Kathleen Ward at Church in a Circle recently posted about how to bring about change in an established church environment. Which is the environment I'm most familiar with. And her post got me to thinking about what is involved in leading change.

 As the pastor of a church that's been around since 1954 (though I've only been there since 2007), we've had our share of change--and resistance to change. A common misconception is that only older folks resist change. So not true!

In my time as a pastor, one thing I've learned is that everybody resists change.

Why do people resist change?

People resist change because when you introduce change, there is loss. When you introduce change, someone loses something.

We like to talk about win-win situations, where nobody comes out the loser. But the reality is that when change happens, someone does lose something. And sometimes what they lose is something they value.  That's when the resistance gets really strong.

This is why I love Ronald Heifetz and Marty Linsky's definition of leadership: Leadership involves "disappointing people at a rate they can absorb" (from their book, Leadership on the Line--a great book!)

I love this understanding of leadership because it reminds me that, as a leader, whenever I introduce change, at least some people will be disappointed.
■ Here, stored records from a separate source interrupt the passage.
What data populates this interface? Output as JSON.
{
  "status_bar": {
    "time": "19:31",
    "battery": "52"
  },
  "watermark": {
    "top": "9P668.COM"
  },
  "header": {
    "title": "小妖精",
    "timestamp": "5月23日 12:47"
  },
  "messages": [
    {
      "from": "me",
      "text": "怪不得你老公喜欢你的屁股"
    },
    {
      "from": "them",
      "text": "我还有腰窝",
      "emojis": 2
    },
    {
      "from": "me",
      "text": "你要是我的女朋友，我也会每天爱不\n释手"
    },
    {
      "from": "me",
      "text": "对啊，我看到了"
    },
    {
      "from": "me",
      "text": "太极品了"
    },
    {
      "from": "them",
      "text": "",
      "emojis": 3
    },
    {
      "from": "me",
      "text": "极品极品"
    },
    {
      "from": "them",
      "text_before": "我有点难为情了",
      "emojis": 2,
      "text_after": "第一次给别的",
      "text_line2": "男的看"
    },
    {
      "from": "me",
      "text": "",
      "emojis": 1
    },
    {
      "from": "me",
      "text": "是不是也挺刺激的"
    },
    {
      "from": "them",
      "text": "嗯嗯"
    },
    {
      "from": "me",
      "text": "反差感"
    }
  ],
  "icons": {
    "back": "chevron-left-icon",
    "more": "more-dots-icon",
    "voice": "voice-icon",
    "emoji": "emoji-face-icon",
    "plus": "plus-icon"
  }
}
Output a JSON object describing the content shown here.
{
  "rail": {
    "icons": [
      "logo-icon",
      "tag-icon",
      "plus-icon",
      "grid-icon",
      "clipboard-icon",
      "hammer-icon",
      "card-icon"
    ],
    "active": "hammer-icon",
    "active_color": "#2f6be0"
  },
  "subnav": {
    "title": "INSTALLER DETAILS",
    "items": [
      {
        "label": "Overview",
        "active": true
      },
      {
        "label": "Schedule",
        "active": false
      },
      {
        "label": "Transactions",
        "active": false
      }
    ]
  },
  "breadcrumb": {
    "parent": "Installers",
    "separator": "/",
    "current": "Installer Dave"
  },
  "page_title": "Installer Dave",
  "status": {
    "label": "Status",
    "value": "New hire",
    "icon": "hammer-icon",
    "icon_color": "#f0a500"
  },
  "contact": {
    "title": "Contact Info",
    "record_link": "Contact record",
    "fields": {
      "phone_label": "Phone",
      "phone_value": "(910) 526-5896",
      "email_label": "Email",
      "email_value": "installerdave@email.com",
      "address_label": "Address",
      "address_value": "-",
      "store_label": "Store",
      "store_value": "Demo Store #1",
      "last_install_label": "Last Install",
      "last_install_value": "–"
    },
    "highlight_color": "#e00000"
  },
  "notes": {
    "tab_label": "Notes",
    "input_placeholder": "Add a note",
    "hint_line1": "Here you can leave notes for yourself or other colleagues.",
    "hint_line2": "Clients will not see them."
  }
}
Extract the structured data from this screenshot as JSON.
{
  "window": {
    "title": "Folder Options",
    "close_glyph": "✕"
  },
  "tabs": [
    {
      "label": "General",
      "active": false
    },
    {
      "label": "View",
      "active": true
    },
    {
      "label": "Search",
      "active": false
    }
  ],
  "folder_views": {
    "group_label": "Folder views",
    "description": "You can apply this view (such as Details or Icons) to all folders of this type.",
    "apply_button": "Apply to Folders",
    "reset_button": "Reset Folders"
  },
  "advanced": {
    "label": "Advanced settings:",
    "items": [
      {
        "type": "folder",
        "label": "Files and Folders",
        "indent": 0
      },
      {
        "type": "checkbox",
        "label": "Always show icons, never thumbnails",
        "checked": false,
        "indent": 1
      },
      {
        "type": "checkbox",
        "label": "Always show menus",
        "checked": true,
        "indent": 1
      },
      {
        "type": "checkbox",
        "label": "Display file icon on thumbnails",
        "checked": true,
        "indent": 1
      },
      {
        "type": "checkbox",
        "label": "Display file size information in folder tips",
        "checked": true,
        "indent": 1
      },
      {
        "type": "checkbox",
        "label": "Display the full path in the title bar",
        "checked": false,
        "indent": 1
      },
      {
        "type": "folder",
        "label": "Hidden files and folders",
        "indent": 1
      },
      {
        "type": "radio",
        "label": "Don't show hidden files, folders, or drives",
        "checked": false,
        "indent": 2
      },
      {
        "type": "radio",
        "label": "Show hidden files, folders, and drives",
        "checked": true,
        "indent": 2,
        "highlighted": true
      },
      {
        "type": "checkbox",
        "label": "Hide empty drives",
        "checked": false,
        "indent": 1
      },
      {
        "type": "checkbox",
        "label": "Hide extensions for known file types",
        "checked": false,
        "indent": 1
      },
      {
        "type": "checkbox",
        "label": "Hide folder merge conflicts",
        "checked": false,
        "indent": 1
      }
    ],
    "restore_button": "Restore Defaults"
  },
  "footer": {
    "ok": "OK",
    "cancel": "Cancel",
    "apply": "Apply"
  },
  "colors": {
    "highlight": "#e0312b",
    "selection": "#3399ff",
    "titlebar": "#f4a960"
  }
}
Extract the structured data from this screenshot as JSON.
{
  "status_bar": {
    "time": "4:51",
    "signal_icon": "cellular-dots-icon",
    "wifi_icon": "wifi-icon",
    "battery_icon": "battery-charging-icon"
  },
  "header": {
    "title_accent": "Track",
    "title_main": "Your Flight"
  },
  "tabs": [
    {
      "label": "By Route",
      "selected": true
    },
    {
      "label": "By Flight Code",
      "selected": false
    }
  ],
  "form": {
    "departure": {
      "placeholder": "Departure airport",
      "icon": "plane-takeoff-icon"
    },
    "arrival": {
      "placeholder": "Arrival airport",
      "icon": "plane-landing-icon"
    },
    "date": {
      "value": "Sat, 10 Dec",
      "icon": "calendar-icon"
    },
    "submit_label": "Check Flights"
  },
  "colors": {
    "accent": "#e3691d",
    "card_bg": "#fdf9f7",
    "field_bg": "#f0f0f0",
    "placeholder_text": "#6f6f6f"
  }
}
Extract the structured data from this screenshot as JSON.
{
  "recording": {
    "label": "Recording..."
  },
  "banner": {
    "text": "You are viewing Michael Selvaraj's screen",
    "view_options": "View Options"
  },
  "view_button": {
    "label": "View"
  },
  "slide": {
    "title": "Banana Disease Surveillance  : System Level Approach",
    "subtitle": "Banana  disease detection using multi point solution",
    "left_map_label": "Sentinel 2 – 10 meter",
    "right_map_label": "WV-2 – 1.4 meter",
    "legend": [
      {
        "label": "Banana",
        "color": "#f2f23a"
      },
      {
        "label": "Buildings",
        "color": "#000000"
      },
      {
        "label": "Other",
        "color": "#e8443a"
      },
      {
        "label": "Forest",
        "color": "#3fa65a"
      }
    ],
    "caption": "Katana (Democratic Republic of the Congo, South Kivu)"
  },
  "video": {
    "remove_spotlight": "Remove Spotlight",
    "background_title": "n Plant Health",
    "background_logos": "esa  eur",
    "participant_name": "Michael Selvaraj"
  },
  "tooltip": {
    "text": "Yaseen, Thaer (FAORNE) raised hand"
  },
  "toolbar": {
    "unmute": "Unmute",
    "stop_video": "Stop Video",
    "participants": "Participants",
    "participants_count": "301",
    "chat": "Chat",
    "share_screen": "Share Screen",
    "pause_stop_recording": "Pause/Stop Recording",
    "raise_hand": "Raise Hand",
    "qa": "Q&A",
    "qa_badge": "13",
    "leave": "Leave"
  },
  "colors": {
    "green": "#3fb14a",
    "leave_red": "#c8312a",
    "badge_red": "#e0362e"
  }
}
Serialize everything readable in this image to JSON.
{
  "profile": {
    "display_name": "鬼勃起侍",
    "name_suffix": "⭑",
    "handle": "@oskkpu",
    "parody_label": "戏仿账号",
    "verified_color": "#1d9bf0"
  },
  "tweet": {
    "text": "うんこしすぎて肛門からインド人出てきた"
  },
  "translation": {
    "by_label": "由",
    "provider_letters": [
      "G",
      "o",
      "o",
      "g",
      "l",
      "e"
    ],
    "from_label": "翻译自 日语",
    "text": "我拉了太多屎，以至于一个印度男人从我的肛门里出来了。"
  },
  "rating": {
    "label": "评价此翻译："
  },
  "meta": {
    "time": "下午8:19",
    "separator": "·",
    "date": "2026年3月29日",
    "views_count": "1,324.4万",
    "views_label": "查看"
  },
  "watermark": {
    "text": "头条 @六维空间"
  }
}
What you and I need to do is make sure that we don't introduce change too quickly--but also not too slowly. 

Sometimes your people can absorb more change, sometimes less. Your job is to watch and listen. And then initiate the change when the time is right.

What this means for missional leadership

As you lead your church into missional engagement with the world, some people will be disappointed, frustrated, even angry. Why?  Because they are losing something.  They may be losing their understanding of what church is supposed to be.  They may be losing their "comfort zone."  They may be losing the freedom to "just show up" on Sundays.

Don't push too hard, but push hard enough. Let your people wrestle with who God is calling them to be. Challenge your people to be more that "church-goers."

When they get through the disappointment, odds are they will find a fulfillment and satisfaction far greater than what they had known before.

What's your experience with leading change? What kind of resistance have you faced? How did you handle that resistance? And how is Heifetz and Linsky's definition of change helpful to you?